The vanishing gradient problem was not understood until almost a decade after backpropagation was popularized. Early RNN practitioners knew their models struggled on long sequences but could not explain why. The first rigorous analysis came from Sepp Hochreiter's 1991 diploma thesis at TU Munich — a largely overlooked document at the time. Yoshua Bengio, Patrice Simard, and Paolo Frasconi gave the problem broader visibility in 1994. Six years later, Hochreiter and Jürgen Schmidhuber would publish the paper that solved it: LSTM.

Loading timeline...

The Roadmap to LSTM and GRU

If the problem is that every backward step multiplies the gradient, the fix must change that. There are really only three options:

Change initialization. Initialize $W_{hh}$ as identity (IRNN), orthogonal, or unitary so its eigenvalues sit on the unit circle. This delays vanishing but does not eliminate it — once the weights start training, the spectral radius drifts.
Change the activation path. Use ReLU or LeakyReLU so the derivative is 1 wherever the activation is positive. Helps, but leaves the matrix product problem untouched.
Change the architecture. Introduce an additive path alongside the multiplicative one: the cell state in an LSTM, or the gated combination in a GRU. Gradients travel along the additive path almost unchanged, bypassing the vanishing problem entirely. This is what actually worked.

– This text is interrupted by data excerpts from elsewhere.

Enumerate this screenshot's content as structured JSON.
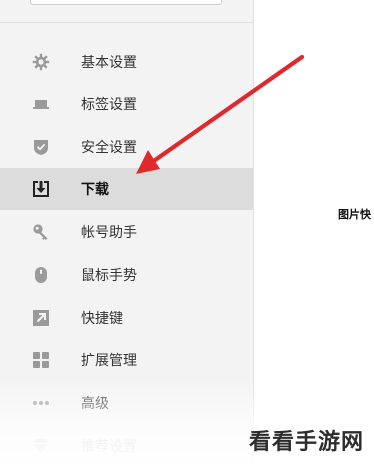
{
  "sidebar": {
    "items": [
      {
        "label": "基本设置",
        "icon": "gear-icon"
      },
      {
        "label": "标签设置",
        "icon": "tab-icon"
      },
      {
        "label": "安全设置",
        "icon": "shield-icon"
      },
      {
        "label": "下载",
        "icon": "download-icon",
        "active": true
      },
      {
        "label": "帐号助手",
        "icon": "key-icon"
      },
      {
        "label": "鼠标手势",
        "icon": "mouse-icon"
      },
      {
        "label": "快捷键",
        "icon": "shortcut-arrow-icon"
      },
      {
        "label": "扩展管理",
        "icon": "extensions-grid-icon"
      },
      {
        "label": "高级",
        "icon": "more-dots-icon"
      },
      {
        "label": "推荐设置",
        "icon": "diamond-icon"
      }
    ]
  },
  "main": {
    "partial_text": "图片快"
  },
  "watermark": {
    "text": "看看手游网"
  },
  "colors": {
    "sidebar_bg": "#f3f3f3",
    "active_bg": "#dcdcdc",
    "icon_gray": "#9a9a9a",
    "arrow_red": "#e0292c"
  }
}
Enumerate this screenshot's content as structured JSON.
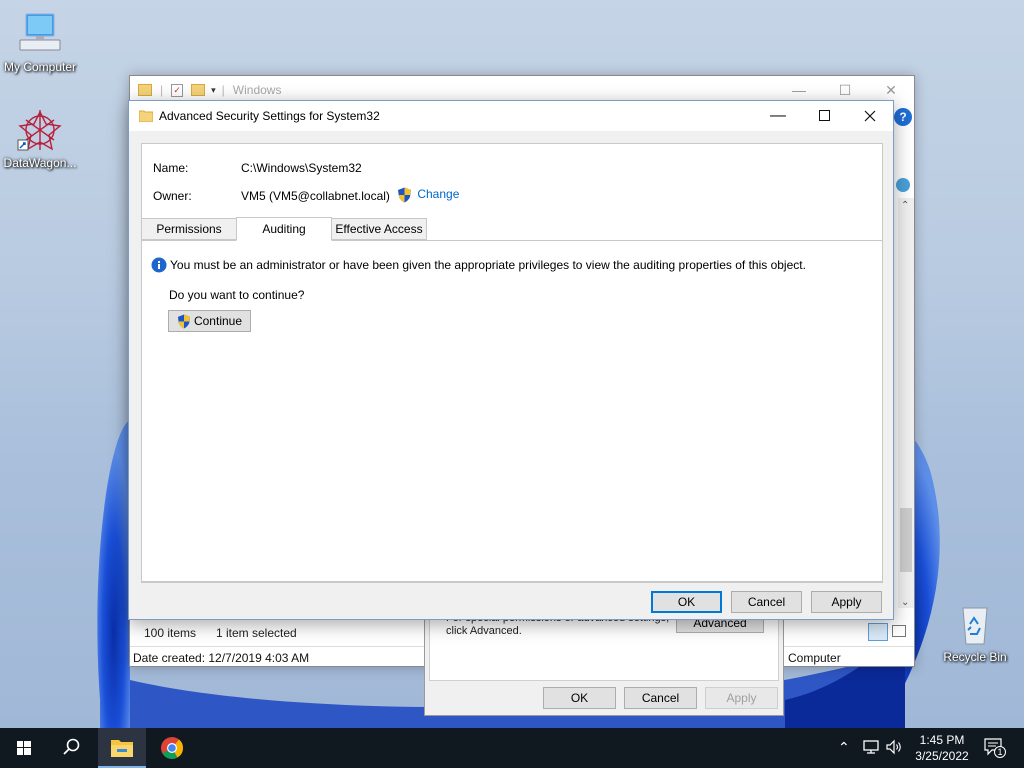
{
  "desktop": {
    "icons": [
      {
        "label": "My Computer"
      },
      {
        "label": "DataWagon..."
      },
      {
        "label": "Recycle Bin"
      }
    ]
  },
  "explorer": {
    "title": "Windows",
    "status_items": "100 items",
    "status_selected": "1 item selected",
    "date_created": "Date created: 12/7/2019 4:03 AM",
    "location": "Computer"
  },
  "properties_dialog": {
    "note": "For special permissions or advanced settings, click Advanced.",
    "advanced_label": "Advanced",
    "ok_label": "OK",
    "cancel_label": "Cancel",
    "apply_label": "Apply"
  },
  "dialog": {
    "title": "Advanced Security Settings for System32",
    "name_label": "Name:",
    "name_value": "C:\\Windows\\System32",
    "owner_label": "Owner:",
    "owner_value": "VM5 (VM5@collabnet.local)",
    "change_label": "Change",
    "tabs": [
      {
        "label": "Permissions"
      },
      {
        "label": "Auditing"
      },
      {
        "label": "Effective Access"
      }
    ],
    "active_tab": "Auditing",
    "info_message": "You must be an administrator or have been given the appropriate privileges to view the auditing properties of this object.",
    "question": "Do you want to continue?",
    "continue_label": "Continue",
    "ok_label": "OK",
    "cancel_label": "Cancel",
    "apply_label": "Apply"
  },
  "taskbar": {
    "time": "1:45 PM",
    "date": "3/25/2022",
    "notification_count": "1"
  },
  "colors": {
    "accent": "#0078d7",
    "link": "#0066cc",
    "taskbar": "#101820"
  }
}
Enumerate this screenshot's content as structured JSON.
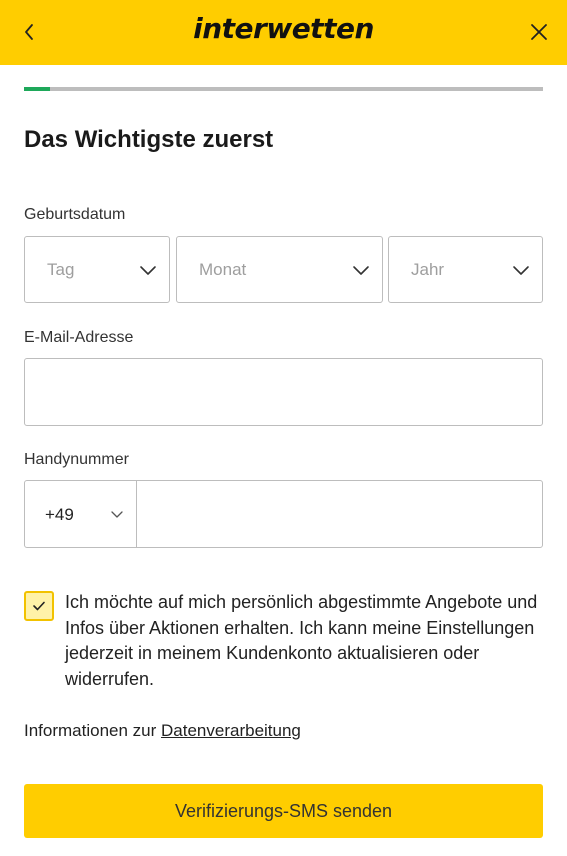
{
  "header": {
    "logo_text": "interwetten",
    "bg_color": "#FFCD00"
  },
  "progress": {
    "fraction": 0.05,
    "color": "#1EA85A"
  },
  "page_title": "Das Wichtigste zuerst",
  "birthdate": {
    "label": "Geburtsdatum",
    "day_placeholder": "Tag",
    "month_placeholder": "Monat",
    "year_placeholder": "Jahr"
  },
  "email": {
    "label": "E-Mail-Adresse",
    "value": ""
  },
  "phone": {
    "label": "Handynummer",
    "country_code": "+49",
    "value": ""
  },
  "consent": {
    "checked": true,
    "text": "Ich möchte auf mich persönlich abgestimmte Angebote und Infos über Aktionen erhalten. Ich kann meine Einstellungen jederzeit in meinem Kundenkonto aktualisieren oder widerrufen."
  },
  "info": {
    "prefix": "Informationen zur ",
    "link": "Datenverarbeitung"
  },
  "submit_label": "Verifizierungs-SMS senden",
  "icons": {
    "back": "chevron-left-icon",
    "close": "close-icon",
    "dropdown": "chevron-down-icon",
    "check": "checkmark-icon"
  }
}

Chapter 17 will build LSTMs and GRUs from these principles, and you will see that the “complicated” gates are just the smallest machinery needed to give gradients a non-multiplicative highway through time. Once you understand vanishing gradients, LSTM stops looking mysterious — it looks inevitable.

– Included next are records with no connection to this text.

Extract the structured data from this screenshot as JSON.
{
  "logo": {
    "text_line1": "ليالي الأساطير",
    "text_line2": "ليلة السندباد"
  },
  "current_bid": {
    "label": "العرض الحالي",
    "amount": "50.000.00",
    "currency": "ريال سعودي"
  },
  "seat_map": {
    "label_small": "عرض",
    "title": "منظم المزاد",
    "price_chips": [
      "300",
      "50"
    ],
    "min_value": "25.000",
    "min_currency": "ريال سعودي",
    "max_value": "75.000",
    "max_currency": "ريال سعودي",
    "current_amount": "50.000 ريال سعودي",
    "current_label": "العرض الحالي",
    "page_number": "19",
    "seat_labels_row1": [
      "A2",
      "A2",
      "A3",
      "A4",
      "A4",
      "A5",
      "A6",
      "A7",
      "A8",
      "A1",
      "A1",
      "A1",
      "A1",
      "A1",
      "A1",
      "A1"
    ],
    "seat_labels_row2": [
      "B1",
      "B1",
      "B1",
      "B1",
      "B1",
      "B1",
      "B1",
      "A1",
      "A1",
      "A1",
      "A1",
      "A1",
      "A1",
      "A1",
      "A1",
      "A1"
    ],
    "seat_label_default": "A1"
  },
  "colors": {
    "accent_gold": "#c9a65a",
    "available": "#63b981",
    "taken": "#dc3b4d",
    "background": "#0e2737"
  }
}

The design principle. If you want a neural network to remember something across many steps, you must build a path along which the gradient is not continuously multiplied by a learned matrix. Additive skip connections — whether in LSTMs, GRUs, residual networks, or transformers — are the single most important structural idea in modern deep learning.

Test Your Understanding

Before moving on to LSTM, work through these questions to make sure the mathematics is solid. Each wrong answer comes with an explanation.

Loading quiz...

Key Takeaways

The gradient is a product, not a sum. $\partial h_T/\partial h_t$ is a chain of $T-t$ Jacobians multiplied together.
Vanilla RNNs share weights across time. Every factor in that product involves the same $W_{hh}$ — so its spectral radius dominates.
Spectral radius < 1 → vanishing; spectral radius > 1 → exploding. The edge of stability ( $\rho = 1$ ) is a knife-edge that training cannot maintain.
Activation functions shrink gradients further. Sigmoid caps the per-step factor at 0.25; tanh saturates once activations leave $[-1, 1]$ .
Exploding gradients are easy to detect and fix (clip them). Vanishing gradients are silent and devastating — the network simply never learns long-range patterns.
The architectural fix is an additive gradient path. LSTM, GRU, residual nets, and transformer skip-connections all share this idea: provide a route through the computation where gradients are not multiplied by a learned matrix at every step.
Hochreiter (1991) and Bengio et al. (1994) gave the problem its rigorous analysis. Hochreiter and Schmidhuber's 1997 LSTM paper gave the first clean solution.